There are many different ways for people of all ages to abuse prescription drugs. Recent studies show that as many as 1 out of 5 teens have abused prescription medication by loaning a prescribed drug to a friend or borrowing a drug from someone they know. A study published recently in the “Journal of Adolescent Health” based its conclusions on a survey of nearly 600 kids across the country between the ages of 12 and 17.

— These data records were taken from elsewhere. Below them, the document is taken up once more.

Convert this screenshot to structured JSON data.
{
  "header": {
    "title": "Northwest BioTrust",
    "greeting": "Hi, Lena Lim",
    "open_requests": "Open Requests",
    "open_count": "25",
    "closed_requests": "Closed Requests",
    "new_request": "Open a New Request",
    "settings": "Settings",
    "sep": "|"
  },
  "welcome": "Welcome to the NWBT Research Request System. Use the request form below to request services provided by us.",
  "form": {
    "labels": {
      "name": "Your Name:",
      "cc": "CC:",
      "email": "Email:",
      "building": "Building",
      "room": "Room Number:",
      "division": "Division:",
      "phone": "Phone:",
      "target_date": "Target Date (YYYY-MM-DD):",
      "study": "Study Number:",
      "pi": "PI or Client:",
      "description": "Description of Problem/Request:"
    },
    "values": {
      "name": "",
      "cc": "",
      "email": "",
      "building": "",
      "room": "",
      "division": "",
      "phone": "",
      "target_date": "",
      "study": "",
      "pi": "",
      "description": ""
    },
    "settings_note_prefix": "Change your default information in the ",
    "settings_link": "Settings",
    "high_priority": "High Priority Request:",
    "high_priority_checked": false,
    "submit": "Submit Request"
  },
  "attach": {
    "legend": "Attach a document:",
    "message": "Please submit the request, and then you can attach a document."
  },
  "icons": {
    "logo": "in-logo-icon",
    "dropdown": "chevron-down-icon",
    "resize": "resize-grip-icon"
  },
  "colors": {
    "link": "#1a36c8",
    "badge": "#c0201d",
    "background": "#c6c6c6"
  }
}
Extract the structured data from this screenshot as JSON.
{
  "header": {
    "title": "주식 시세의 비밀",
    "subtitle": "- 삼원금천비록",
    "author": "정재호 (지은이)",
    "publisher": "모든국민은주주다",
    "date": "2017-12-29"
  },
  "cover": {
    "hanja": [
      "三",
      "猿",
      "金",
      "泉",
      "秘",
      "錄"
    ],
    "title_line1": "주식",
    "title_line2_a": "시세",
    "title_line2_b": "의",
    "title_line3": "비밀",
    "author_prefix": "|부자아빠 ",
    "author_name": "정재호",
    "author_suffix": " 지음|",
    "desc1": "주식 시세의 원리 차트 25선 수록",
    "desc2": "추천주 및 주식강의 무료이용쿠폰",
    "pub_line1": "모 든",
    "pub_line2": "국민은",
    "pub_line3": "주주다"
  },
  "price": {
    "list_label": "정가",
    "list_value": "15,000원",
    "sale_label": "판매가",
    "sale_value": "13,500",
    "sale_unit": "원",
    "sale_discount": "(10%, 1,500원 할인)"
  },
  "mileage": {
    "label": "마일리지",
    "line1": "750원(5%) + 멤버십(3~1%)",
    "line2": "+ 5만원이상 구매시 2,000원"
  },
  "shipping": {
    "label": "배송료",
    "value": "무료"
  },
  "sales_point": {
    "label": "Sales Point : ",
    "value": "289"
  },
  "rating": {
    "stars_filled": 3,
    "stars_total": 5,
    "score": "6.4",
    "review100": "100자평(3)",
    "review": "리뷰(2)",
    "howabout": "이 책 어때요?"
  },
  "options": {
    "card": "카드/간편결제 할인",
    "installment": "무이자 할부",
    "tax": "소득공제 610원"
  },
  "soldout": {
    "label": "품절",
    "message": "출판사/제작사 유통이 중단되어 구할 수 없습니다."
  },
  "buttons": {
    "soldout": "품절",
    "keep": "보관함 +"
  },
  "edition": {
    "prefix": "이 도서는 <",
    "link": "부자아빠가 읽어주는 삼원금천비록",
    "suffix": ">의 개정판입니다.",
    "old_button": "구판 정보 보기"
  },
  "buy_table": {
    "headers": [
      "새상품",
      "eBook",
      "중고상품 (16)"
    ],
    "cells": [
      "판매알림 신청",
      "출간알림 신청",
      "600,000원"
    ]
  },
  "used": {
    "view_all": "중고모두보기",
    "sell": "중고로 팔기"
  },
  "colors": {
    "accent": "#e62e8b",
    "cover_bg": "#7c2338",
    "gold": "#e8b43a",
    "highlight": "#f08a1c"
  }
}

With more and more teens getting prescriptions to battle disorders such as obsessive compulsive disorder and bipolar disorder, the pool of available drugs to share or swap with friends is fairly deep. There are many concerns associated with this type of prescription drug abuse, according to doctors, including the potential for side effects, addiction and withdrawal symptoms. For example, a stimulant like Adderall may be prescribed for a teen diagnosed with attention deficit hyperactivity disorder, also known as ADHD. Some of the side effects with Adderall include increased heart rate and blood pressure. When prescribed by a doctor, the side effects are explained to the patient and family, who immediately report any issues to the doctor. However, when the drug is given away, there is usually no knowledge or concern about side effects.
Parents can take a number of measures to reduce the potential of teen prescription drug abuse, experts say. Perhaps most important is that parents should store and maintain control of any prescription drugs, giving out only daily doses. In addition, parents should take some time to explain the risks associated with prescription medication – the potential side effects their children should be aware of and the potential dangers faced by someone else taking a drug that isn’t prescribed to them by a doctor. This information should be shared with any relative who looks after the teen in addition to the parents.